It isn't often peripheral happenings around a major championship obscure memories of the play--especially for the winner--but when the topic is the 1986 U.S. Women's Open, that is the case. "It was a wacky year," says Jane Geddes, who claimed the title at NCR CC in Kettering, Ohio, in a playoff with Sally Little. "I remember so little of the stuff at the golf course. I recall evacuating a restaurant and moving out of a hotel. It was bizarre."

When it came to oddities, that week in the Dayton suburbs had it all. A train derailment Tuesday afternoon caused a tanker containing white phosphorus to catch fire, creating a smoky cloud of the irritant and prompting an evacuation. The blaze was extinguished, but when it re-ignited about 24 hours later a larger evacuation was ordered. "Is a phosphorus cloud one or two clubs more?" quipped Hollis Stacy.

The championship began on schedule Thursday morning, but the first, second and third rounds were interrupted by weather delays (the worst a violent thunderstorm Saturday). When third-round play was halted, the golf cart transporting Ayako Okamoto skidded 100 feet into the woods, bruising the Japanese star. And there was a 4.2 earthquake that roused people out of bed at 4:20 a.m. Saturday.

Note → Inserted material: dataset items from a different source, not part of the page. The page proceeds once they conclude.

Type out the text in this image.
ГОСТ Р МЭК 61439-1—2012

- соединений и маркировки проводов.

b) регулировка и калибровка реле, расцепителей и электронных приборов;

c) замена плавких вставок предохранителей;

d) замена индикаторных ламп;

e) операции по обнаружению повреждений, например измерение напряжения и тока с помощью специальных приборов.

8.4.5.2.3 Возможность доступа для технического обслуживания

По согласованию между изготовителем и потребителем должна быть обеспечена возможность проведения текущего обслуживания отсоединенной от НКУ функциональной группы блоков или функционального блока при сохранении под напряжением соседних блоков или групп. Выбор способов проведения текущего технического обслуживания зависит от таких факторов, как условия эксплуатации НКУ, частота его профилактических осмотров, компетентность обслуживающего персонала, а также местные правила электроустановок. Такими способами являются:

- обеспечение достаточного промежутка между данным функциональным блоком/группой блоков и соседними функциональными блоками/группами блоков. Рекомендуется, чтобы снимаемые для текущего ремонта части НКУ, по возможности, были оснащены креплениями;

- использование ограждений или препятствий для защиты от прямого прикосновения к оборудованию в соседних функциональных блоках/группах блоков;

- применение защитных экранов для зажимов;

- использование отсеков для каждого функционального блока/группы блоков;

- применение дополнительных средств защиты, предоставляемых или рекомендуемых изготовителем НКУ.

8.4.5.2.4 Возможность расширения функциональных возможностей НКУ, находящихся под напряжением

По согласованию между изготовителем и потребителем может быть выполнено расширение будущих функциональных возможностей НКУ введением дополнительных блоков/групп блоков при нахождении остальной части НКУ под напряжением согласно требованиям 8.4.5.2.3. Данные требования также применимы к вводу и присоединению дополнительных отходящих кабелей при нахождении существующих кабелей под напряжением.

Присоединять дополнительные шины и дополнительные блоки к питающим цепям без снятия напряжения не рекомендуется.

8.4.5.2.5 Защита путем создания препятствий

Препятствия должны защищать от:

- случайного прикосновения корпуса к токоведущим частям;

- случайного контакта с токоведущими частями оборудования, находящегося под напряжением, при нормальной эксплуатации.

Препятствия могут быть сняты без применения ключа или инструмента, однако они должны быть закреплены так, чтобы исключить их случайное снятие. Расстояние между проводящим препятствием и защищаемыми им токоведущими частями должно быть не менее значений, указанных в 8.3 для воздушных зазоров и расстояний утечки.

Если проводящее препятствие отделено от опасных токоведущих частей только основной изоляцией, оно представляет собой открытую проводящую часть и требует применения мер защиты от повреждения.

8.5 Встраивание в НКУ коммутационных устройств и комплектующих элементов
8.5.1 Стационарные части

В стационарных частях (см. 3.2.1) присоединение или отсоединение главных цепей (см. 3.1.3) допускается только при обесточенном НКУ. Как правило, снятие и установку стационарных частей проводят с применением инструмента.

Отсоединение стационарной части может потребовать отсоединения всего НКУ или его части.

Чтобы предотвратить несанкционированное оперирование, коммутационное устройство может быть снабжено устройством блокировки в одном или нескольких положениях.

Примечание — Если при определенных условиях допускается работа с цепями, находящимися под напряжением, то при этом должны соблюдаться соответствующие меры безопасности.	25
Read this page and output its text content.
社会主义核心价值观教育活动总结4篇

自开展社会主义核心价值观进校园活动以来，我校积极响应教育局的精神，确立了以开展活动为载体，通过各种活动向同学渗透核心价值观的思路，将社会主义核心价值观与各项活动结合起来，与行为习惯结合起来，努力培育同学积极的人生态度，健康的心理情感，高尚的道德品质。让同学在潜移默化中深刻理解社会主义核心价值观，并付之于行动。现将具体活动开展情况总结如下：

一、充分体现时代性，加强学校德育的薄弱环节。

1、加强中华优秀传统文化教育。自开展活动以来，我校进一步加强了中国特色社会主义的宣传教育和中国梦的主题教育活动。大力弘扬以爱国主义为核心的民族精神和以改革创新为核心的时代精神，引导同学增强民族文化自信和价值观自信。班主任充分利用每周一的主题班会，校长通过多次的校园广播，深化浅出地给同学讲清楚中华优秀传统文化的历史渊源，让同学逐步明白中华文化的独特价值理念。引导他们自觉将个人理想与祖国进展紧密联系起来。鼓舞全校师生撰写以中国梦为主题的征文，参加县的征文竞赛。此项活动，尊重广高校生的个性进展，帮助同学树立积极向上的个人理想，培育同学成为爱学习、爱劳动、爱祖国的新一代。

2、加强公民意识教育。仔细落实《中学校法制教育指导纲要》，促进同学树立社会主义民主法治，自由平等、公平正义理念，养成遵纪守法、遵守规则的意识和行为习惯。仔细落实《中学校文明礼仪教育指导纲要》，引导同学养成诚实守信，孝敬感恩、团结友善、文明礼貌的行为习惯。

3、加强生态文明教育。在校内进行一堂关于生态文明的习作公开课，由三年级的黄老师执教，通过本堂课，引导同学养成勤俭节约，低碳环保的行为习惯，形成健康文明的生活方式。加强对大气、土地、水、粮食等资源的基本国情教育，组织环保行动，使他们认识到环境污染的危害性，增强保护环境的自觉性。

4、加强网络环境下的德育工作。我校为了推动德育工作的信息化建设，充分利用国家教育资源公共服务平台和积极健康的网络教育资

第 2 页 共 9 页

Through it all, Geddes, a 26-year-old fourth-year LPGA golfer who didn't begin playing until she was 16, was as cool as ice. Erasing a five-shot deficit after 36 holes with 70-69 on the weekend to tie Little at one-under 287, Geddes was equally unflappable in the playoff. Three straight birdies gave Little a three-shot edge after six holes, but Geddes soon turned the tables and shot a 71 to Little's 73 to earn her first tour victory.

"I was just going about my business," said Geddes, a New York native who moved to Charleston, S.C., at 16 and took up golf under the tutelage of Derek Hardy. "I wasn't necessarily thinking about winning. I think I got in position [to win] because I hadn't put this tremendous pressure on myself. Each Open I played after that got tougher and tougher. It's like the more you want it, the more you can't have it."

Her Open win started a torrid stretch. Geddes won seven times in 12 months, including five victories--the Mazda LPGA Championship among them--in 1987, when she also was second four times. "I'm not a diary-keeping person, but I kept one that entire year," says Geddes. "I knew it was a special time. You hope it's going to last forever, but you know it's not going to."

Geddes played the tour through 2003, earning four more titles but often wondering about life after golf. After retiring, she completed a degree in criminology at South Florida then entered Stetson Law School. "It's like learning another language," the 47-year-old Geddes says of her legal education. "It teaches you a different way to think. It's very time-intensive. I look at all my law books now on the shelf, and I cannot believe I read all of them."

Upon graduation last December, Geddes took a position as senior director of tournament business affairs for the LPGA. "I use my law degree every single day," she says. "We are involved in the contracts, overseeing how they are administered and what-not. The analytical thinking, I use all the time."

Although her new career is fulfilling, Geddes says it cannot replicate being between the ropes. "Nothing takes the place of competing in a professional sport," Geddes says. "I don't think I'll ever be as nervous or have as much adrenaline as when you're on the first tee of the U.S. Open and they announce your name."